I hope this person had a life-changing event other than the one all of us have experienced in the last few weeks, but in contrast, the comments below describe the ambiance of the pub:
“This place feels like a comfortable mix of a Powell’s and your favorite corner bar. People were sitting alone reading and sipping beer, playing games with family, meeting up with a friend or having a glass of wine while they worked on their computer. I got lucky enough to meet the owner, Elise, who is as charming as this pub. She has made a place that everyone can feel welcome.” (Yelp 12/29/19)
“Beautiful space with friendly ‘barbarians’ and a warm atmosphere. Will definitely be back!” (Yelp 3/11/20)
“I stopped in for the first time on my latest trip to Portland and absolutely fell in love! This place is basically Portland in a pub.” (Yelp 9/12/19)
“Only in Portland will you find a place as cool as this. Where east meets west, the place that defines PDX. If you thought Powells was cool, this place trumps it in all aspects.” (Yelp 7/22/19)
What’s Holding You Back?
And finally, another one that is more evidence that you should drop by and say “hello” to Elise and her staff:
“This place is pretty awesome! Do you ever have a book and want to read? Do you ever want to read with beer and or wine, maybe a cocktail?
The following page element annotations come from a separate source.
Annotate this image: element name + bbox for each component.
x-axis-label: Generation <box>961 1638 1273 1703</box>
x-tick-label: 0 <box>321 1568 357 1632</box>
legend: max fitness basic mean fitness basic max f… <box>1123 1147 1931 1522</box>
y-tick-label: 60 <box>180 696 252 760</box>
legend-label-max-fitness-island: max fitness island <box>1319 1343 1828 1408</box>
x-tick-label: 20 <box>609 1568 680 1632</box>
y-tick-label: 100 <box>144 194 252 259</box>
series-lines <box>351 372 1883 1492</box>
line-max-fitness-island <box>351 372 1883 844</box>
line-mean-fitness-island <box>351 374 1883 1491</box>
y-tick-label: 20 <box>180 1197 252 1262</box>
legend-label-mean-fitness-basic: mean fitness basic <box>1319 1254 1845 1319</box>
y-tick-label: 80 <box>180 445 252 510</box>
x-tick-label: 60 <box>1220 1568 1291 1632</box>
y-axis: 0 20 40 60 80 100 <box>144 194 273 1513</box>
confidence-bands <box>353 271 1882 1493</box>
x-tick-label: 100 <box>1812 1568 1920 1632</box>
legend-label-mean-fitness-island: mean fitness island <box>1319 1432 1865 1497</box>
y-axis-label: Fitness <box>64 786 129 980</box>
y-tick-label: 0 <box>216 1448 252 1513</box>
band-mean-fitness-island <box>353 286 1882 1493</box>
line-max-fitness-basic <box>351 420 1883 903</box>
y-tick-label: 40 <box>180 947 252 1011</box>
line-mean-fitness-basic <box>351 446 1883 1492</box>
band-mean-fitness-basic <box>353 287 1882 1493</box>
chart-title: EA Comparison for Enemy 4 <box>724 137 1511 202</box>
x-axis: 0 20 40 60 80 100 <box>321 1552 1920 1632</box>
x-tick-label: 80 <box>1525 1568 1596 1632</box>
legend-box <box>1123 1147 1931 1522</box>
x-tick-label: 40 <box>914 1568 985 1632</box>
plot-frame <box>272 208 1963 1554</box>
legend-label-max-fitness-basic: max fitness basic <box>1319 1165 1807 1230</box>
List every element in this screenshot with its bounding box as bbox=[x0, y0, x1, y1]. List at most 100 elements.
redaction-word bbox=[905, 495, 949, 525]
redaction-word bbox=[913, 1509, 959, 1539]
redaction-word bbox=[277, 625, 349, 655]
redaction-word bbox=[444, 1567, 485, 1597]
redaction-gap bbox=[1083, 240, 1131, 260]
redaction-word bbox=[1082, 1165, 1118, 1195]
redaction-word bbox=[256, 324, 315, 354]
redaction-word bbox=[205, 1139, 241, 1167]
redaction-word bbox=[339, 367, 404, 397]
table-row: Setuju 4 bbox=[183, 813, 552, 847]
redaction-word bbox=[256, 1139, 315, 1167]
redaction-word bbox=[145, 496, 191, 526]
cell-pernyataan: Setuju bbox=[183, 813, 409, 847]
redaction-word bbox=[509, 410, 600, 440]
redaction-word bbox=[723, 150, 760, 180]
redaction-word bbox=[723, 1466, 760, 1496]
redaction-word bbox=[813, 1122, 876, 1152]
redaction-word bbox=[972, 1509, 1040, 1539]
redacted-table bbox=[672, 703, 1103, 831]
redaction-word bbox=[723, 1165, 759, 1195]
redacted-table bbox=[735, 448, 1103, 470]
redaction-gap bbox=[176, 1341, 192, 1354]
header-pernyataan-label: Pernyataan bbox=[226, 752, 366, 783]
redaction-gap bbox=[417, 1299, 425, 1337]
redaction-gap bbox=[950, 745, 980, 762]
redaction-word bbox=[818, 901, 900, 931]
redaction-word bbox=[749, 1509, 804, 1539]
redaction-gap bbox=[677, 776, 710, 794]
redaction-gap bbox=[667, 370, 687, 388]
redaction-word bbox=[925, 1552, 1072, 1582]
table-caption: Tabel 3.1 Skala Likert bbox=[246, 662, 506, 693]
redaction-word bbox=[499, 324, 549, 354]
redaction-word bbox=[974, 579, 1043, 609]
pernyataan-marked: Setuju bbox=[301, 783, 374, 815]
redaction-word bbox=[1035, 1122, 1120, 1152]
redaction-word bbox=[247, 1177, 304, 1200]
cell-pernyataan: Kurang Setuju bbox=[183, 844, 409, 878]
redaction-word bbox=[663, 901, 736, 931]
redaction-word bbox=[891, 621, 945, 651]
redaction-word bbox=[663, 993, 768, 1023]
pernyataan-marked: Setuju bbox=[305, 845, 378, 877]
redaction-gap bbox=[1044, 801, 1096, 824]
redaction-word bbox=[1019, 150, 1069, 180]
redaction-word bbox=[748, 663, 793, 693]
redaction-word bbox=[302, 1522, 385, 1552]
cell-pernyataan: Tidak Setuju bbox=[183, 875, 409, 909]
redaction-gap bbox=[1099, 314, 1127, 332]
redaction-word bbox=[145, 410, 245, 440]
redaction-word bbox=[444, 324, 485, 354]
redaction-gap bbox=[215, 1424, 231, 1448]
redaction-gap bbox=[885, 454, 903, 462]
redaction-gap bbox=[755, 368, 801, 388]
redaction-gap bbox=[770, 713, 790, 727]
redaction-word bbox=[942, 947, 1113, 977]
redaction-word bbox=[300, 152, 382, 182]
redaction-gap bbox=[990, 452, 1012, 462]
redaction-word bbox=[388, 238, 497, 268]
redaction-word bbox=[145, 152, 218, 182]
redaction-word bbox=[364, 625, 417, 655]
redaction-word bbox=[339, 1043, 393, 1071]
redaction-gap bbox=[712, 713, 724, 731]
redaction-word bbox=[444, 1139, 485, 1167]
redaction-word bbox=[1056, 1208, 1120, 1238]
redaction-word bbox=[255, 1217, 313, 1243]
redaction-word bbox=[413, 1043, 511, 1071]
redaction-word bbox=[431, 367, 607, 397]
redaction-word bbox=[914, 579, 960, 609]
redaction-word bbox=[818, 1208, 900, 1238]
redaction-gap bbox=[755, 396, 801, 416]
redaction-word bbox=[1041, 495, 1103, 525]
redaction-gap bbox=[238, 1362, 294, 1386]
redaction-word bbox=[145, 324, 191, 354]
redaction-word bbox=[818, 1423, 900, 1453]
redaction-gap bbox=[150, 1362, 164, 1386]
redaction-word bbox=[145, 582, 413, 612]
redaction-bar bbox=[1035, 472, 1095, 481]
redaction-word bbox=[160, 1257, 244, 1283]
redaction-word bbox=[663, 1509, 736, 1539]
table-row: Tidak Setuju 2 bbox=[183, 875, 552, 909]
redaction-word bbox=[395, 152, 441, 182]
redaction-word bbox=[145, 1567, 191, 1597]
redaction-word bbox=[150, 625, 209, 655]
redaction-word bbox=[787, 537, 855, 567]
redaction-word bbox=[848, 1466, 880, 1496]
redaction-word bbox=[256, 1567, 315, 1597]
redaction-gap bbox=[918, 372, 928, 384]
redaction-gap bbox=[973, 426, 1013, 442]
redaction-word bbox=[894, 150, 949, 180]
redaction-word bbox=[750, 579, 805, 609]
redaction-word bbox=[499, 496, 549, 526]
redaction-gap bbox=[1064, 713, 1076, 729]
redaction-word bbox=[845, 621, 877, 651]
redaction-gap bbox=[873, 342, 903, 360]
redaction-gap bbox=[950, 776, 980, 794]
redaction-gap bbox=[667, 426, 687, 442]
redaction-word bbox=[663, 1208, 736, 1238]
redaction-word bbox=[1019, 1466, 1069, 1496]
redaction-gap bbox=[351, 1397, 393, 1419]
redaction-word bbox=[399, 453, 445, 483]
Not a bar, not some scene place, but some place where you can actually read. I’ve long wanted one and this is it.
It’s a mash up if you’re favorite small bookstore had food and drinks, this is what would happen. We came here for bookclub and it was so fun. We had a great discussion, their selection of beers on tap is extensive and they have several food options.”
And if you feel so inclined, you can even bring in and post some original writing or poetry for patrons to view which occupy one wall and add another nice community touch. This photo shows their “Take a Poem/Leave a Poem” feature. Some are original works, some are copies of published works. Another nice touch. (And by the way, if you want to help, the RCBP also takes donations of books.)